There are finances to worry about, meetings to schedule and attend, what to do about life after graduation, one project after another flying my way. It's the most stressful game of dodgeball I've ever played.

Each week consists of a million things, and I have most certainly forgotten to eat more than a few times. It seems the only moments of peace are in my car listening to some laid back music or at night when my cat finally gets to see me.

When life gets so hectic that you don't know up from down, or when your health starts declining, that's when you know you've surpassed your breaking point.

It's called the burnout.

You know those scenes in films when everything just whirls and is going, going, going nonstop until it just freezes? There comes a point when you need to do the same.

Freeze.

Sometimes you need to set everything down and think about yourself for a change.
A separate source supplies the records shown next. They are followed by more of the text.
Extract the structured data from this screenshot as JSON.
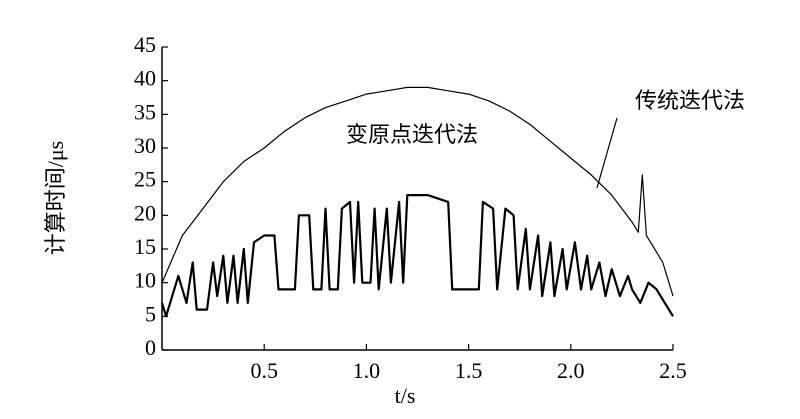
{
  "chart_data": {
    "type": "line",
    "xlabel": "t/s",
    "ylabel": "计算时间/μs",
    "xlim": [
      0,
      2.5
    ],
    "ylim": [
      0,
      45
    ],
    "xticks": [
      0.5,
      {
        "value": 1,
        "label": "1.0"
      },
      1.5,
      {
        "value": 2,
        "label": "2.0"
      },
      2.5
    ],
    "yticks": [
      0,
      5,
      10,
      15,
      20,
      25,
      30,
      35,
      40,
      45
    ],
    "series": [
      {
        "name": "传统迭代法",
        "color": "#000000",
        "width": 1.2,
        "x": [
          0,
          0.1,
          0.2,
          0.3,
          0.4,
          0.5,
          0.6,
          0.7,
          0.8,
          0.9,
          1.0,
          1.1,
          1.2,
          1.3,
          1.4,
          1.5,
          1.6,
          1.7,
          1.8,
          1.9,
          2.0,
          2.1,
          2.2,
          2.3,
          2.33,
          2.35,
          2.37,
          2.4,
          2.45,
          2.5
        ],
        "values": [
          10,
          17,
          21,
          25,
          28,
          30,
          32.5,
          34.5,
          36,
          37,
          38,
          38.5,
          39,
          39,
          38.5,
          38,
          37,
          35.5,
          33.5,
          31,
          28.5,
          26,
          23,
          19,
          17.5,
          26,
          17,
          15.5,
          13,
          8
        ]
      },
      {
        "name": "变原点迭代法",
        "color": "#000000",
        "width": 2.2,
        "x": [
          0,
          0.02,
          0.05,
          0.08,
          0.1,
          0.12,
          0.15,
          0.17,
          0.22,
          0.25,
          0.27,
          0.3,
          0.32,
          0.35,
          0.37,
          0.4,
          0.42,
          0.45,
          0.5,
          0.55,
          0.57,
          0.65,
          0.67,
          0.72,
          0.74,
          0.78,
          0.8,
          0.82,
          0.86,
          0.88,
          0.92,
          0.94,
          0.96,
          0.98,
          1.02,
          1.04,
          1.06,
          1.1,
          1.12,
          1.16,
          1.18,
          1.2,
          1.3,
          1.4,
          1.42,
          1.5,
          1.55,
          1.57,
          1.62,
          1.64,
          1.68,
          1.72,
          1.74,
          1.78,
          1.8,
          1.84,
          1.86,
          1.9,
          1.92,
          1.96,
          1.98,
          2.02,
          2.05,
          2.08,
          2.1,
          2.14,
          2.17,
          2.2,
          2.24,
          2.28,
          2.3,
          2.34,
          2.38,
          2.42,
          2.46,
          2.5
        ],
        "values": [
          7,
          5,
          8,
          11,
          9,
          7,
          13,
          6,
          6,
          13,
          8,
          14,
          7,
          14,
          7,
          15,
          7,
          16,
          17,
          17,
          9,
          9,
          20,
          20,
          9,
          9,
          21,
          9,
          9,
          21,
          22,
          10,
          22,
          10,
          10,
          21,
          9,
          21,
          10,
          22,
          10,
          23,
          23,
          22,
          9,
          9,
          9,
          22,
          21,
          9,
          21,
          20,
          9,
          18,
          9,
          17,
          8,
          16,
          8,
          15,
          9,
          16,
          9,
          14,
          9,
          13,
          8,
          12,
          8,
          11,
          9,
          7,
          10,
          9,
          7,
          5
        ]
      }
    ]
  }
}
I don't mean this selfishly, either. If you aren't mentally healthy, how can you fully give back to the people you care about? How do you expect to live your life with purpose when you're completely drained?

Newsflash, you can't.

Whether it's allowing yourself a movie night alone or simply spending time with loved ones, you need to prioritize on keeping your stress low so you can focus on your goals.

Treat yourself! Go to bed early, spend time alone with your thoughts and God, watch some Netflix, and buy that chocolate cake you've been eyeing. Just relax. It's way too easy to forget who we are in the whirlwind of our lives.

The past few months, I've been so busy all the time that I don't know what to do with myself when I'm alone. If I'm honest, I feel a little lost and empty. There's that nagging voice in the back of my head telling me how inadequate I am for not getting everything done, and at times, the stress gets the better of me.

It's high time we learn how to silence that nagging voice and be content to just be. God knows we're dealing with enough clutter in our minds already.